Would you like to give a shout out to anyone you wrestled with, against, coached, etc.?

 Shout out to all my wrestlers I’ve coached at City High, past and present. You guys make the gray hairs, late nights, and stress worth it for me. I’d also like to shout out the coaching staff there as well, Cory Connell and Morgan Deprenger especially. You guys brought me in, at a point when my life wasn’t anywhere near where I wanted it to be. I was dealing with my depression, at a job I hated, had been out of wrestling for a couple years at that point, and was just in a bad place. Never would have guessed how much better my life would be getting back into the sport. So thank you to all of you and the wrestling families as well. City has the best families that raise some great kids. Also would like to give a huge shoutout to my parents as well. They have been super supportive throughout my whole career as a competitor and into my career as a coach. Driving me across the country to tournaments growing up really helped me become as good as I could be. Plus I like that I’m in my thirties and my parents still come to my wrestling meets and tournament.


Do you have anything to add? Funny/interesting stories? Trivia? Etc.

 One story that gets told all the time from my high school days is about my buddy Cody. We were up at a dual tournament in New Hampton, and it was just a bad day. We weren’t wrestling well as a team at all. I think we just lost a dual and only won one match during it with a defensive pin. Our coach, Morgan Deprenger, was so mad that I don’t even think he yelled at us. We had a bye that round and we were just sulking in our locker room, feeling sorry for ourselves for the whooping we just took. Well Cody, who was our team goofball, saw a chalkboard and decided to use it to give us pep talk. He goes on this huge rant about how we need strength, technique, determination, and skills, and writes this on the board. He then decides to use an abbreviation for it. “We need STDS!” just shouting it over and over again.
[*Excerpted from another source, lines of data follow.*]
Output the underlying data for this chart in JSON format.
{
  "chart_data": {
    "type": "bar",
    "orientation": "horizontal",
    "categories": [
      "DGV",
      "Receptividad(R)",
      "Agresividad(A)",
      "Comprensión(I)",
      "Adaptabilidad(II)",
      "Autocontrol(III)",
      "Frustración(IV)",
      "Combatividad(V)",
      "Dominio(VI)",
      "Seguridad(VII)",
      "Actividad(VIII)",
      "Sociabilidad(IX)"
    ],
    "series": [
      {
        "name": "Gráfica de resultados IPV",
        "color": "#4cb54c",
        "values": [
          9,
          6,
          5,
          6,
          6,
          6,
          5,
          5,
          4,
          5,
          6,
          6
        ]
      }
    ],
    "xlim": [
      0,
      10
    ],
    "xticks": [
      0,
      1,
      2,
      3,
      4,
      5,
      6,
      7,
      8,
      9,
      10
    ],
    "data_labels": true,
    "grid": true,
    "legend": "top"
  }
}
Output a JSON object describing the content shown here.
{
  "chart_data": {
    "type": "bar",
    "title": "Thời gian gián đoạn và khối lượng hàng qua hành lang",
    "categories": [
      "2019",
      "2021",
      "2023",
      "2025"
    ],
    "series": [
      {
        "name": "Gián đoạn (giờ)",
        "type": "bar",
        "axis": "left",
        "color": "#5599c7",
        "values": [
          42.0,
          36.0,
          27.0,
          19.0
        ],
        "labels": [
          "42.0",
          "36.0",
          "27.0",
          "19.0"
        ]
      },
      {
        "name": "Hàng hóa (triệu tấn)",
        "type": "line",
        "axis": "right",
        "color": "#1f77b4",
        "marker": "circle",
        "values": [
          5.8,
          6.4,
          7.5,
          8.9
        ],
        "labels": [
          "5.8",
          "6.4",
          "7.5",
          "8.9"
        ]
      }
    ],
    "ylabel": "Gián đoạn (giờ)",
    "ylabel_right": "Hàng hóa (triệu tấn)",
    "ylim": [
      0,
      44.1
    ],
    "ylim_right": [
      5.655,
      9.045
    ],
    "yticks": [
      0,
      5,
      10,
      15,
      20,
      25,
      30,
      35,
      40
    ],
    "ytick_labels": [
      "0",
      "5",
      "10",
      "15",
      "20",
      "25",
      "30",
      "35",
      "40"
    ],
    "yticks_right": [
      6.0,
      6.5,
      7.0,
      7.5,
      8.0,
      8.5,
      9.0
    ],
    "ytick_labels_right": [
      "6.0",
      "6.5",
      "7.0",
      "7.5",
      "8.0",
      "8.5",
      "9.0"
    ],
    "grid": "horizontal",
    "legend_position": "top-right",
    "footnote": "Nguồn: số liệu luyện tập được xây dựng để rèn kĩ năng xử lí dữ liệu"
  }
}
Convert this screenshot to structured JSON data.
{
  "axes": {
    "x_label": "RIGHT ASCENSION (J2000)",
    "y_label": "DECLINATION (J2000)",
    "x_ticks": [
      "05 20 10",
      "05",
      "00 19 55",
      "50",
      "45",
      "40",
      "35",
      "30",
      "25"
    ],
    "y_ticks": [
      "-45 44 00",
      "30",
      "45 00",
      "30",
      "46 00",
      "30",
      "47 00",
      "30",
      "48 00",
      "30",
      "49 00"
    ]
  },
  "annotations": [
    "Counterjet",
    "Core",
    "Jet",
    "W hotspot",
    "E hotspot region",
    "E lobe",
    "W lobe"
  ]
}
Our team is just dying laughing at this point, just falling over, until the coaches bust in. They are pissed. They had cooled down, until they came to talk to us and heard the laughter. Deprenger is fuming, starts ripping us a new one, telling us how we need to step up, and how we need to get our minds right. Cody at some point interjects that we again need strength, technique, determination, and skills. Deprenger goes with like that’s the best idea ever starts talking about those and goes on talking about how we need those to succeed and get back into it, and Cody let this go until Deprenger was all about it, and then Cody points to the abbreviation on the board. Deprenger stops mid sentence, turns, and just walks out. We didn’t know if he was pissed or trying not to laugh, but it was probably both. “STDS” still gets brought like once a year, like last week.

{ 1 comment… add one }
  • Carol Clark October 13, 2020, 11:33 am

    I’ve seen Johnny Oostendorf, as a high school student totally embarrassed. I was his HS sophomore English teacher (and distant cousin) he came to class with a stocking hat on which was a no, no. Being the good guy he was he removed it on request. The team had saved their heads! It was a good look on Partida who had a perfectly round tan skull but Johnny looked like a pale lumpy head hospital escapee. We let him put his hat back on. Knowing his mom I am sure he paid for that stunt until his blond locks returned.